他猛地抬手,一把抓住了凌曜欲以收回的手腕。
力道极大,指节泛白。
凌曜吃痛,却没有挣扎,只是抬起眼,有些愕然地望向他:“圣僧?”
这一声唤,像最后一颗投入滚油的水珠。
闻寂睁开眼,眼底已是一片猩红。往日的清明悲悯,统统被翻滚的欲念和挣扎撕得粉碎。他死死盯着凌曜,目光像是要把他拆吃入腹。
“你……”他开口,声音破碎不堪,“走……”
话是这么说,可抓着手腕的手指,却收得更紧。
凌曜垂下眼帘,掩去眸底深处那抹近乎怜悯的幽光。
“圣僧,你难受吗?”
“我……”
“别怕。

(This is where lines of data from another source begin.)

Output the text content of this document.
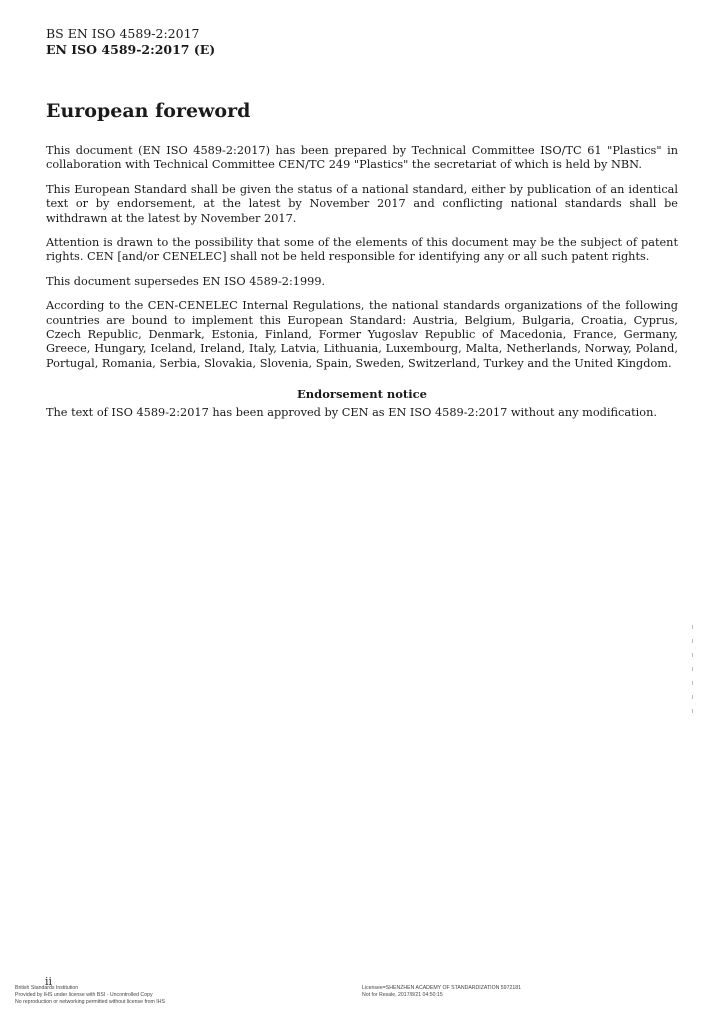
BS EN ISO 4589-2:2017
EN ISO 4589-2:2017 (E)
European foreword

This document (EN ISO 4589-2:2017) has been prepared by Technical Committee ISO/TC 61 "Plastics" in collaboration with Technical Committee CEN/TC 249 "Plastics" the secretariat of which is held by NBN.

This European Standard shall be given the status of a national standard, either by publication of an identical text or by endorsement, at the latest by November 2017 and conflicting national standards shall be withdrawn at the latest by November 2017.

Attention is drawn to the possibility that some of the elements of this document may be the subject of patent rights. CEN [and/or CENELEC] shall not be held responsible for identifying any or all such patent rights.

This document supersedes EN ISO 4589-2:1999.

According to the CEN-CENELEC Internal Regulations, the national standards organizations of the following countries are bound to implement this European Standard: Austria, Belgium, Bulgaria, Croatia, Cyprus, Czech Republic, Denmark, Estonia, Finland, Former Yugoslav Republic of Macedonia, France, Germany, Greece, Hungary, Iceland, Ireland, Italy, Latvia, Lithuania, Luxembourg, Malta, Netherlands, Norway, Poland, Portugal, Romania, Serbia, Slovakia, Slovenia, Spain, Sweden, Switzerland, Turkey and the United Kingdom.

Endorsement notice

The text of ISO 4589-2:2017 has been approved by CEN as EN ISO 4589-2:2017 without any modification.

ii
British Standards Institution
Provided by IHS under license with BSI - Uncontrolled Copy
No reproduction or networking permitted without license from IHS
Licensee=SHENZHEN ACADEMY OF STANDARDIZATION 5972181
Not for Resale, 2017/8/21 04:50:15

”凌曜伸出另一只未被抓住的手,指尖轻轻拂过闻寂紧蹙的眉心,动作温柔得不可思议,像是要抚平他的痛苦,“会好的。”
最后的防线,溃于一旦。
佛子猛地将凌曜拽入怀中,狠狠吻了上去。
其实也不能算是吻,只是嘴唇贴上来,毫无章法地压着磨着。他的牙齿磕破了凌曜的唇瓣,血腥味在两人唇齿间弥漫开来,却仿佛更刺激了那凶猛的攻势。

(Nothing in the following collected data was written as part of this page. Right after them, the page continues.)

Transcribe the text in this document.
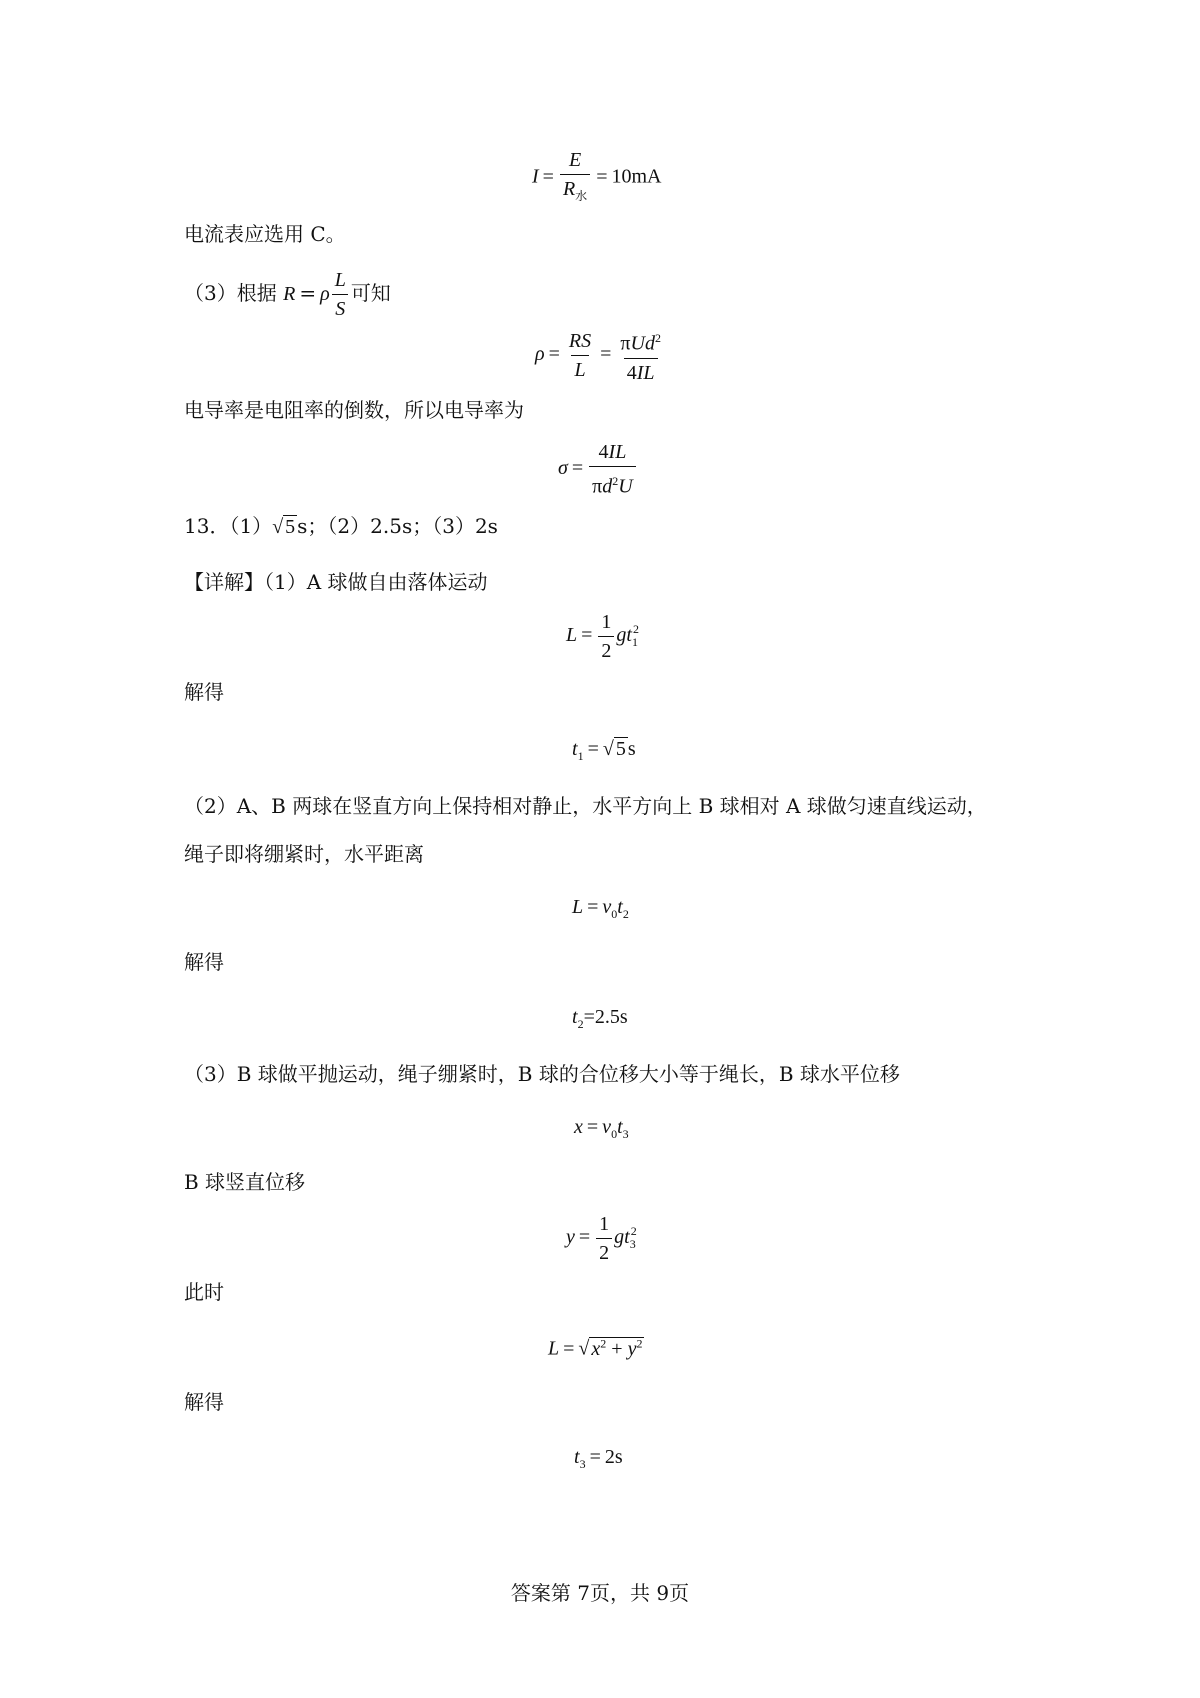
$I = \frac{E}{R_水} = 10mA$
电流表应选用 C。
（3）根据 R = ρ $\frac{L}{S}$ 可知
$\rho = \frac{RS}{L} = \frac{\pi Ud^2}{4IL}$
电导率是电阻率的倒数，所以电导率为
$\sigma = \frac{4IL}{\pi d^2U}$
13．（1）√ 5 s；（2）2.5s；（3）2s
【详解】（1）A 球做自由落体运动
$L = \frac{1}{2} gt_1^2$
解得
$t_1$ = √ 5 s
（2）A、B 两球在竖直方向上保持相对静止，水平方向上 B 球相对 A 球做匀速直线运动，
绳子即将绷紧时，水平距离
$L = v_0t_2$
解得
$t_2=2.5s$
（3）B 球做平抛运动，绳子绷紧时，B 球的合位移大小等于绳长，B 球水平位移
$x = v_0t_3$
B 球竖直位移
$y = \frac{1}{2} gt_3^2$
此时
L = √ $x^2 + y^2$
解得
$t_3 = 2s$
答案第 7页，共 9页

“你……”凌曜刚吐出一个字,闻寂的舌头就莽撞地顶了进来。
火光明灭,在石壁上投出激烈交叠晃动的影。
僧袍与粗布衣料委顿在地,凌乱不堪。
凌曜被压在冰冷的石地上,背脊被粗粝的地面硌得生疼。
他能感觉到那双在他身上游走的手,明明带着焚毁一切的力道,却在某些关键处,奇异地流露出生涩而不知所措的停顿。
玉面佛子,清修二十载,连情欲为何物都未曾真正明了。
凌曜无声地勾起嘴角,那笑意很淡,转瞬即逝。
他抬起手臂环上闻寂汗湿的背脊,指尖顺着他脊柱的线条缓缓下滑,带着某种安抚,又带着更深的引诱。
“闻寂……”他贴在他耳边,用破碎的气音唤他的名,而不是客套疏离的“圣僧”。
这一声像最后一根稻草,闻寂浑身剧震,体内狂暴冲撞的内力终于寻到了某个荒谬的出口,轰然倾泻。